Photos panoramiques de la Carotte sauvage, Daucus carota




Photo panoramique au mois d'aout, d'un tapis de Carotte sauvage, Daucus carota, dans une clairière de la garrigue, aux Salles-sur-Verdon. Description de la Garrigue.


La garrigue, mot d'origine provençale désignant un terrain pierreux et aride constitué d'une formation végétale basse. Caractéristique des régions méditerranéennes, la garrigue se développe sur un sol calcaire, sec et filtrant, elle se compose essentiellement d'arbrisseaux résistant à la sécheresse, comme les genévriers, le chêne kermès et des ligneux de petite taille comme le ciste, la lavande, le thym, le romarin, la bruyère... La flore diversifiée constitue une des richesses de la garrigue, elle abrite également une grande variété de mammifères, d'oiseaux, de reptiles et d'insectes.
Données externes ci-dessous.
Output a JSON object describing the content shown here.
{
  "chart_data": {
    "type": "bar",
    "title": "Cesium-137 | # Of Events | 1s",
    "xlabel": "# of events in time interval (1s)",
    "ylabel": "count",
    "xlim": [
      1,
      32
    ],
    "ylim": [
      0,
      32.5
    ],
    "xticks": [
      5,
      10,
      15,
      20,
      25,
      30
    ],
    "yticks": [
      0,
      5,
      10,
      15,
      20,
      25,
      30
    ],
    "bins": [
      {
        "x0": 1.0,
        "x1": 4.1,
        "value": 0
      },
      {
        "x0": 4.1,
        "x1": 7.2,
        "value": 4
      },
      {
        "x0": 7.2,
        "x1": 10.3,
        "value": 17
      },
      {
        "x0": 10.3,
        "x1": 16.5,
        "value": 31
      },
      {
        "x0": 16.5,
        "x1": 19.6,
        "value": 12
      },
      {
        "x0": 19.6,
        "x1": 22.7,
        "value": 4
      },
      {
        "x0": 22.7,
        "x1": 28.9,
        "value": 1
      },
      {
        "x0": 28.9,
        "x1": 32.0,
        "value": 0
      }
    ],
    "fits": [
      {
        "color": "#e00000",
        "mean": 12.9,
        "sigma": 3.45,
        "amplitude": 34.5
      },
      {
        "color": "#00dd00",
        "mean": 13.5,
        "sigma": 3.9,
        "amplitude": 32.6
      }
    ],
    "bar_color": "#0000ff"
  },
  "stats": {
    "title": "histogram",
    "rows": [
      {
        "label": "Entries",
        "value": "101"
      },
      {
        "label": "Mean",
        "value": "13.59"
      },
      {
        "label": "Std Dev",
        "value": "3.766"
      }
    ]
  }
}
La garrigue occupe une surface de 400 000 ha en Provence et Languedoc, elle est la résultante de la dégradation de la forêt méditerranéenne composée à l'origine de chênes verts et de chênes-lièges, cette forêt primaire a été plus ou moins fortement détruite par les défrichements excessifs, les pâturages intensifs ou les incendies successifs.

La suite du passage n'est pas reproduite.